Comparative table of genocides at the place of the mass burial of Jaladhan in Dhaka
Photo: Kyrylo Govorun
Comparative table of genocides at the place of the mass burial of Jaladhan in Dhaka

This atrocity was recognised as genocide both in Bangladesh and internationally. I visited two centres dedicated to its study — one at the University of Dhaka and another in the city of Khulna in southwestern Bangladesh. While examining the materials on display, I often recalled scenes from Ukraine’s frontline regions.

In the Museum of Torture and Genocide in Kulna
Photo: Kyrylo Govorun
In the Museum of Torture and Genocide in Kulna
Pictures of mass destruction of civilians
Photo: Kyrylo Govorun
Pictures of mass destruction of civilians
Art installation at the Museum of Torture and Genocide in Kulna
Photo: Kyrylo Govorun
Art installation at the Museum of Torture and Genocide in Kulna

One particular image stood out: a ruined church where Pakistani forces mocked Bengalis.

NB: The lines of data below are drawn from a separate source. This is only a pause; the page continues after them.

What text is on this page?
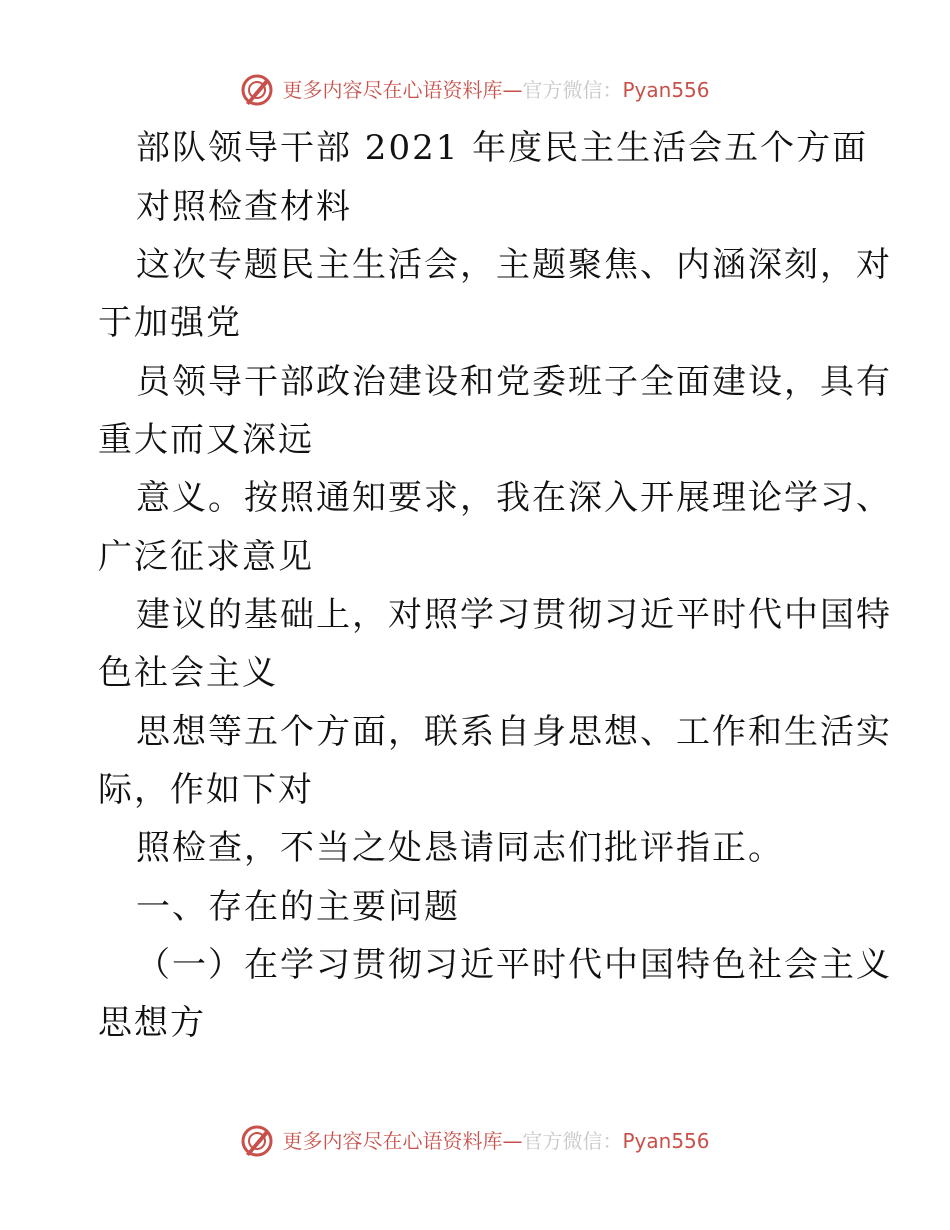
更多内容尽在心语资料库—官方微信：Pyan556
部队领导干部 2021 年度民主生活会五个方面
对照检查材料
这次专题民主生活会，主题聚焦、内涵深刻，对
于加强党
员领导干部政治建设和党委班子全面建设，具有
重大而又深远
意义。按照通知要求，我在深入开展理论学习、
广泛征求意见
建议的基础上，对照学习贯彻习近平时代中国特
色社会主义
思想等五个方面，联系自身思想、工作和生活实
际，作如下对
照检查，不当之处恳请同志们批评指正。
一、存在的主要问题
（一）在学习贯彻习近平时代中国特色社会主义
思想方
更多内容尽在心语资料库—官方微信：Pyan556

The church used as a concentration camp
Photo: Kyrylo Govorun
The church used as a concentration camp

Religion played a significant role in the Bangladeshi genocide, as it does in Russia’s aggression against Ukraine. Although both Pakistanis and Bangladeshis are predominantly Sunni Muslims, the former viewed the latter as too moderate and open-minded. The Pakistani authorities accused Bengali Muslims of compromising their faith by associating with non-Muslim India, rendering their Islam “impure.”

This parallels how Russians perceive Ukrainians: despite most Ukrainians being Orthodox Christians, their ties to the West and its religious traditions, particularly Catholicism, are seen as contaminating their Orthodoxy. Thus, even Orthodox Ukrainians are deemed killable for their “impure” faith.

To West Pakistani religious radicals, Bengalis were traitors to the Islamic “civilisation” of Hindustan, which they believed should have only one state with Islamabad as its capital. For them, the highest value was the unity of a two-part Islamic Pakistan. Anyone opposing this — Muslim or not — was considered an apostate deserving death. Similarly, Pakistani religious leaders issued fatwas justifying the genocide of Bengali Muslims, much like Russian Orthodox Church leaders sanction a “holy war” against Ukrainians.

It is worth noting that some Bengali Muslims collaborated with their oppressors, aiding the Pakistani regime in the name of religious unity. They even formed a political party led by Mir Qasem Ali, who was eventually sentenced to death for collaborating with Pakistani executioners.

A couple of Bengali Muslims examine an exhibition at the National Museum of Bangladesh
Photo: Kyrylo Govorun
A couple of Bengali Muslims examine an exhibition at the National Museum of Bangladesh

This is one of the few instances where perpetrators of genocide were held accountable. Unfortunately, the international legal system failed to prosecute all those responsible. The United Nations, established to prevent such crimes, was powerless. Pakistan continues to deny the genocide in Bangladesh. Yet acknowledging these atrocities and punishing their perpetrators is essential for healing the wounds of the past.